Mali: une semaine après les attaques jihadistes à Bamako, les interpellations se poursuivent et inquiètent

Mali: une semaine après les attaques jihadistes à Bamako, les interpellations se poursuivent et inquiètent

Au Mali, le colonel Assimi Goïta s’est « incliné » devant la « mémoire des innocents » tués par les jihadistes du Jnim, lié à al-Qaïda, mardi 17 septembre à Bamako. Le président malien de transition s’est exprimé dans la soirée du samedi 21 septembre à l’occasion de la fête de l’indépendance du pays.

C’était sa première prise de parole depuis la double attaque de Bamako, mardi 17 septembre, pour laquelle le colonel Assimi Goïta n’a toujours pas donné de bilan officiel mais qui a fait, selon de nombreuses sources sécuritaires et civiles maliennes, plus de 70 morts et 200 blessés. Celui-ci y a assuré les Maliens de la « poursuite » des « opérations de stabilisation » et du « redéploiement » de l’armée dans le pays.

Les interpellations de personnes soupçonnées de complicité dans les attaques de Bamako sont nombreuses et se poursuivent, elles aussi. Et si elles n’ont fait l’objet d’aucune communication officielle à ce stade, beaucoup d’inquiétudes sont exprimées, notamment dans les rangs de certaines communautés qui se disent victimes de stigmatisation.

Les derniers échanges de tirs n’étaient pas terminés à l’aéroport de la capitale malienne, mardi 17 septembre à la mi-journée, que la télévision d’État ORTM filmait déjà une vingtaine de suspects, interpellés aux abords de l’école de gendarmerie. Ce sont ces deux lieux qui avaient été attaqués dès l’aube, il y a tout juste une semaine. Depuis, les arrestations n’ont pas cessé. Combien y en-a-t-il eu au total ? Pour quels faits ? Ces arrestations ont-elles déjà donné lieu à des inculpations ? Des personnes ont-elles été relâchées ? Sollicités par RFI, ni l’armée malienne, ni le ministère de la Sécurité et de la Protection civile n’ont donné suite.

« Présumés auteurs, co-auteurs et complices »
Une enquête a officiellement été ouverte le jour même de la double attaque par le pôle judiciaire spécialisé antiterroriste, notamment dans le but « d’identifier et d’interpeller les présumés auteurs, co-auteurs et complices pour qu’ils répondent de leurs actes devant la Justice », selon le communiqué du procureur.

Dans la loi malienne, la période de garde-à-vue est de 72 heures, mais, pour les affaires de terrorisme, elle peut atteindre quinze jours renouvelables deux fois, soit 45 jours au total.

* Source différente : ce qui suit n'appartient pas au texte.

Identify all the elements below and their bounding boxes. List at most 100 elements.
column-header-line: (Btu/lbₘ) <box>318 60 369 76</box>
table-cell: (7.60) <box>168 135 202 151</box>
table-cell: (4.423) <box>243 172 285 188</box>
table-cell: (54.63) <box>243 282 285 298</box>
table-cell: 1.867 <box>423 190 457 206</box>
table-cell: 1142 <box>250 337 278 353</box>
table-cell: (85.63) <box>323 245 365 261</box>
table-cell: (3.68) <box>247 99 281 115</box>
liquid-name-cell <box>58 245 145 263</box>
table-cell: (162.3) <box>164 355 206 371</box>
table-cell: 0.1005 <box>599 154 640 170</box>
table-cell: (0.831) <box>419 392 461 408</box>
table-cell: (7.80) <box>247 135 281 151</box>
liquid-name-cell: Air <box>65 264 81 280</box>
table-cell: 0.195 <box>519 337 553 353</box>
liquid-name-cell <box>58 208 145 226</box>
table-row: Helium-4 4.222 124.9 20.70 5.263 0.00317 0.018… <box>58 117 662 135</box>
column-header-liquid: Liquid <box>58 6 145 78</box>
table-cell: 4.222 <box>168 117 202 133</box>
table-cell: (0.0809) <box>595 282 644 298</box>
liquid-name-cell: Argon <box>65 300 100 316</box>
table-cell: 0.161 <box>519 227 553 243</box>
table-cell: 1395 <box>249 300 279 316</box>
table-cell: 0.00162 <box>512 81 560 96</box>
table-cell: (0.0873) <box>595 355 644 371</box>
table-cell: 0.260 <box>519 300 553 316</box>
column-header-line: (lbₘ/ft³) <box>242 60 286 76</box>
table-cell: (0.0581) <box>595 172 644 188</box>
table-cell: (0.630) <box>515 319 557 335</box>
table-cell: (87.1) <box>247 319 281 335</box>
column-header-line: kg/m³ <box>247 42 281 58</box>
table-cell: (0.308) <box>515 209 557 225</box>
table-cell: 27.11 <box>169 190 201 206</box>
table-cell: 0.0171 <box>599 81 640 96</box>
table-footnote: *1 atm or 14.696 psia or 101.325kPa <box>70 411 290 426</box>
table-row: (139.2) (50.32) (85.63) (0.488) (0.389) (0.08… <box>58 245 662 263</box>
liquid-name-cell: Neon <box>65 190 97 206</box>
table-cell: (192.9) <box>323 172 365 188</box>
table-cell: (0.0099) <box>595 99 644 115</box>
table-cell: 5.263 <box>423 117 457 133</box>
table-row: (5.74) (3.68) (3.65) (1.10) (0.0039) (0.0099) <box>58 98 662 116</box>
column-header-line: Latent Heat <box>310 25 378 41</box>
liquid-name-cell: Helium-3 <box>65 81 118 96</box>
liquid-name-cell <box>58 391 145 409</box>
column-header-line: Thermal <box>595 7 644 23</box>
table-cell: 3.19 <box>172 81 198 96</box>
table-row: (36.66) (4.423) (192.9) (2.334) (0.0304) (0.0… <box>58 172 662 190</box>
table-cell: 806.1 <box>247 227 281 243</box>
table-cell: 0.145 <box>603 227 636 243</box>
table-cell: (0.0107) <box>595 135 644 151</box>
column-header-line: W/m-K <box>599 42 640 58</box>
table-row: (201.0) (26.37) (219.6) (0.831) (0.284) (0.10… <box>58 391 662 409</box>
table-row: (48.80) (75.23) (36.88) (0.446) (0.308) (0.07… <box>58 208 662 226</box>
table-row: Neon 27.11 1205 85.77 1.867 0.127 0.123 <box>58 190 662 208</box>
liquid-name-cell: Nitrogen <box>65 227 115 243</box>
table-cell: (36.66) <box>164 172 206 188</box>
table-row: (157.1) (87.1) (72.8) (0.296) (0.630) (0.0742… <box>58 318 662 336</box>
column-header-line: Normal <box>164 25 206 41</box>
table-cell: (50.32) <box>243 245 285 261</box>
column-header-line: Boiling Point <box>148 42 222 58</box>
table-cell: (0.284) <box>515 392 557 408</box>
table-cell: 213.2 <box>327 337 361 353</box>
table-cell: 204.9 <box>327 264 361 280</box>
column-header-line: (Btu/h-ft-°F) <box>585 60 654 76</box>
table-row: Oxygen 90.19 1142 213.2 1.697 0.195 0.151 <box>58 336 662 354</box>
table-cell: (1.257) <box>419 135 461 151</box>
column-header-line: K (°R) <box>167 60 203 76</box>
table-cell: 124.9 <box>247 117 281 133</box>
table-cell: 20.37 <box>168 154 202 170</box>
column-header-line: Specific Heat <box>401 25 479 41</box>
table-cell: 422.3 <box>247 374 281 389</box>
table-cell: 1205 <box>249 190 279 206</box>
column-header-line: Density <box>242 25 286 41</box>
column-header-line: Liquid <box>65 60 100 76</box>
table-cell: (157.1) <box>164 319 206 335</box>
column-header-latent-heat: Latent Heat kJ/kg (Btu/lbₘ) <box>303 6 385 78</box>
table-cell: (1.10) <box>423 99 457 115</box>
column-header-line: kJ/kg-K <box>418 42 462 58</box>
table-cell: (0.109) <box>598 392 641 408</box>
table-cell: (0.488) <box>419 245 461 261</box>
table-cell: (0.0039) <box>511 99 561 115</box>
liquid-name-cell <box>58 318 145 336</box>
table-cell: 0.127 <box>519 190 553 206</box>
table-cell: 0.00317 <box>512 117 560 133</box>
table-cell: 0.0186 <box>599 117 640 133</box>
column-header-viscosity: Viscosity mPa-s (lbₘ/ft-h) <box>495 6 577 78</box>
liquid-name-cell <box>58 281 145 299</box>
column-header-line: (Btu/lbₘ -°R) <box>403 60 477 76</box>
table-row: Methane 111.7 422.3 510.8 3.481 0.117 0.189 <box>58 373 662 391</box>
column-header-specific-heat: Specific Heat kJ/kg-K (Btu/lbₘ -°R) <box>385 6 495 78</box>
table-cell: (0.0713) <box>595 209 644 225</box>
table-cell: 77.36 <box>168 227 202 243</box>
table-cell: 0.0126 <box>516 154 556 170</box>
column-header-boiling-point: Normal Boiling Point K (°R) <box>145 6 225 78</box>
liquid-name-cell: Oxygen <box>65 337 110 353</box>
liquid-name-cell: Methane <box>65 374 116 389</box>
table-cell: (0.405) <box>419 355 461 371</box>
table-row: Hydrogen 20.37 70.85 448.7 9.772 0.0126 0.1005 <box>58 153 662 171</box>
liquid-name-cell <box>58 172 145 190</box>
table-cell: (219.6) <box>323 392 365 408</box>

De source sécuritaire malienne, les arrestations sont extrêmement nombreuses à Bamako, à Kati (une ville-garnison collée à la capitale qui est aussi le fief des militaires au pouvoir), mais aussi en région, notamment dans celle de Ségou. Les personnes interpellées sont détenues à Bamako par les services de la Sécurité d’État ou de la gendarmerie.

Le chef d’état-major général des armées, le général Oumar Diarra, demandait dès mardi 17 septembre à la population de collaborer et de « fournir des informations » pour appréhender d’éventuels « complices ». Il appelait également à éviter les « amalgames » pour éviter toute forme de représailles communautaires.

Mais les vidéos violentes circulant sur les réseaux sociaux et les confidences recueillies hors micro par RFI ne rassurent pas. Elles témoignent de nombreuses arrestations effectuées sur la base de dénonciations populaires. Des dénonciations qui ciblent très largement la communauté peule, mais qui n’épargnent pas les « teints clairs », Touaregs et Arabes. « Certains sont livrés directement par des habitants aux forces de sécurité », témoigne un cadre communautaire, qui se déclare « choqué ». Un autre citoyen appartenant à l’ethnie peule explique que les remarques assimilant sa communauté aux « terroristes » fusent de plus en plus ouvertement dans son entourage, même en sa présence, et qu’il a même été personnellement pris à partie au cours des derniers jours pour avoir évoqué, lors d’une discussion, des vidéos circulant sur les réseaux sociaux.

Appels à la retenue
Beaucoup ne cachent pas leurs craintes que la situation ne dégénère. Certains encouragent même leurs proches à éviter les sorties inutiles. D’autres, qui soutiennent les autorités de transition, rappellent également pouvoir sortir dans la rue sans être inquiétés.

De nombreuses personnalités, organisations et leaders communautaires, partis politiques ou même des artistes ont lancé ces derniers jours des appels à la retenue, à la cohésion et au vivre-ensemble.